Some devices that comply with one of the MD or AIMD directives, and which have not undergone a significant change in design and purpose, may still be marketed after the date of application of the Medical Devices Regulation (MDR), until 26 May 2024 at the latest (end of the transitional period).

These are the following devices:

  • "legacy devices", which are devices with a valid CE certification issued under one of the DM or AIMD directives before 26 May 2021 and Class I devices declared by the manufacturer before 26 May 2021, which have been placed on the market after 26 May 2021
  • "old devices" placed on the market before 26 May 2021 in accordance with one of the directives

The Medical Device Coordination Group (MDCG) published on 21 October 2021 the MDCG 2021-25 document on the application of MDR requirements to those devices remaining on the market. This is an opportunity to remove further grey areas for economic operators and Notified Bodies (NBs).

Main requirements for legacy devices according to Article 120 (3) of the MDR 

  • Application to legacy devices of the new requirements set out in Chapter VII of the MDR relating to post-market surveillance, market surveillance, vigilance, registration of economic operators and devices, and other related requirements of the MDR (including the system for recording and reporting safety incidents and corrective actions, the obligation to cooperate with authorities etc.)
  • Implementation of appropriate monitoring of legacy devices by NBs in accordance with the monitoring activities applicable under one of the directives (not the MDR), while taking into account that new requirements apply to manufacturers as a result of the transitional period
  • Requirement in particular of post-market surveillance report for class I devices (Art. 85 MDR) and periodic safety update report (PSUR) for all other devices (Art. 86 MDR). Small clarification in this regard on classification: a possible change in the risk class of these devices under the MDR should not be taken into account during the transition period, except for active implantable devices subject to IVDD now considered as class III devices
  • NBs' verification that the manufacturer has implemented the necessary adjustments in accordance with the new MDR requirements on the post-marketing surveillance plan(PMS) and vigilance (further guidance to be developed on this by the NBO WB)
  • Drawing up and updating PSURs and making this documentation available to (i) competent authorities on request and (ii) NBs as part of surveillance audits (outside EUDAMED)
  • The need for existing contracts between the NB and the manufacturer to cover all monitoring activities to be carried out by the NB during the transition period, without the need for amendment or additional costs due to the addition of PSURs to the documentation
  • After certification in accordance with the MDR, further updating and communication of PSURs to the NB involved in the conformity assessment procedure defined in Article 52 of the MDR and examination by the NB in accordance with Article 86 of the MDR

As a consequence, compliance of legacy devices with the MDR means compliance with one of the above-mentioned directives and the additional requirements according to Article 120 (3) of the MDR.

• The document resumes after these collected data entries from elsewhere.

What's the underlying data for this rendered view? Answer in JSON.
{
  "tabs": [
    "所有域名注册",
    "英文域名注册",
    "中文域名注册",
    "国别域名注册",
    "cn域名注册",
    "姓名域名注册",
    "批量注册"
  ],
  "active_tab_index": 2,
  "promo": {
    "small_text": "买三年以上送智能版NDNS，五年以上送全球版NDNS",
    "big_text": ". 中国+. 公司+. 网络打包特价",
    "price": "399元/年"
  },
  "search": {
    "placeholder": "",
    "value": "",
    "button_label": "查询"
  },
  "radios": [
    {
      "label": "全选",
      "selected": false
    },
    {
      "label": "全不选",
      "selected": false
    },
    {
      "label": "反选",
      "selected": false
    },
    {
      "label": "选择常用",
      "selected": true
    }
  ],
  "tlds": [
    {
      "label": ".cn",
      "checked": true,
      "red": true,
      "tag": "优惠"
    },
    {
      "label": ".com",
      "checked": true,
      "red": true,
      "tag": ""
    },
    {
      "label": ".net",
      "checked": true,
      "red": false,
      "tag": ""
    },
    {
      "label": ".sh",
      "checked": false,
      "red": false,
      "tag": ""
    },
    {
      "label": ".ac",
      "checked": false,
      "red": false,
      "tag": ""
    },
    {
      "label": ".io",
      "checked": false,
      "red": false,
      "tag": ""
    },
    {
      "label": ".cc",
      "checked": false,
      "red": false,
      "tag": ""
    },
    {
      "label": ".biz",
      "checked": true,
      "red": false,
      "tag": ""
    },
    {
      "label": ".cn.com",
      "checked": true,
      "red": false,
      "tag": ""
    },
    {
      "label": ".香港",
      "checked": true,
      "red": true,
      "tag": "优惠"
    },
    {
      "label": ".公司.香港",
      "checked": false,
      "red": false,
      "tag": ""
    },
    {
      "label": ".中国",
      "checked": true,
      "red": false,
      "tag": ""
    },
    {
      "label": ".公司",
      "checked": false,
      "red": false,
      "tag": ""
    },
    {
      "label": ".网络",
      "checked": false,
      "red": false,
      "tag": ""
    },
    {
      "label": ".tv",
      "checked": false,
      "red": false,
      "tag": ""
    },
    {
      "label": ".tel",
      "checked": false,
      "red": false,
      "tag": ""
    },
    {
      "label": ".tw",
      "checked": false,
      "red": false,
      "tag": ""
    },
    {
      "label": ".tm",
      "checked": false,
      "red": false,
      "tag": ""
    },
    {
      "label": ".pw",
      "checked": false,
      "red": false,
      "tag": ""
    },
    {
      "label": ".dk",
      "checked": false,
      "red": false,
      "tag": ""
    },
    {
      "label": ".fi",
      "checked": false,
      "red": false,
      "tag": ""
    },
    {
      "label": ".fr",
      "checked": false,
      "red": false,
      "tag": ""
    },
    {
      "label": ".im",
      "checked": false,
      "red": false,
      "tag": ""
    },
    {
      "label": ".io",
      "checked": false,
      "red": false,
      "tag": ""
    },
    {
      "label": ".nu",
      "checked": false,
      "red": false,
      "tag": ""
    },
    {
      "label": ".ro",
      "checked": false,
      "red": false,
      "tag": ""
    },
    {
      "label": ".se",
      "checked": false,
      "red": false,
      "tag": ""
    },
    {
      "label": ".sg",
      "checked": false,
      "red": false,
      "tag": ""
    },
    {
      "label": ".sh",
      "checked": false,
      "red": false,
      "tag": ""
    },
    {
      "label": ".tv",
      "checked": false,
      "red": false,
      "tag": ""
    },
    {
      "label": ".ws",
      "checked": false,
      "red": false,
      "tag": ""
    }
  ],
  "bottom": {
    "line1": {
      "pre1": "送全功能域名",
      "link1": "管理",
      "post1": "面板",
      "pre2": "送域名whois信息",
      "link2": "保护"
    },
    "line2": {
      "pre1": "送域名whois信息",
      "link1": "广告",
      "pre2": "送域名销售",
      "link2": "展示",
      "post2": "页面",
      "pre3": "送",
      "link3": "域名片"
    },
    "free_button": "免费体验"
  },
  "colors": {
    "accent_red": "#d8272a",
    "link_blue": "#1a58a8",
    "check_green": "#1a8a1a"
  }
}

The requirements of the MDR outside the scope of PMS, market surveillance, vigilance, and registration of economic operators and devices, such as the implant card (Art. 18), the IUD system (Art. 27) or the summary of safety and clinical performance characteristics (Art. 32), are therefore not applicable to these devices. Somewhat surprisingly, the PRRC requirement (Art. 15) is also excluded.

The MDCG recalls that economic operators will always have the possibility to follow the requirements of the MDR, in particular if they deal with both legacy devices and MDR devices.

In any case, systems and procedure packs combining legacy devices and MDR devices are subject to Article 22 of the MDR, as opposed to those including only legacy devices (Art. 12 MD Directive), which are subject to the transitional provisions of Article 120 (3) of the MDR.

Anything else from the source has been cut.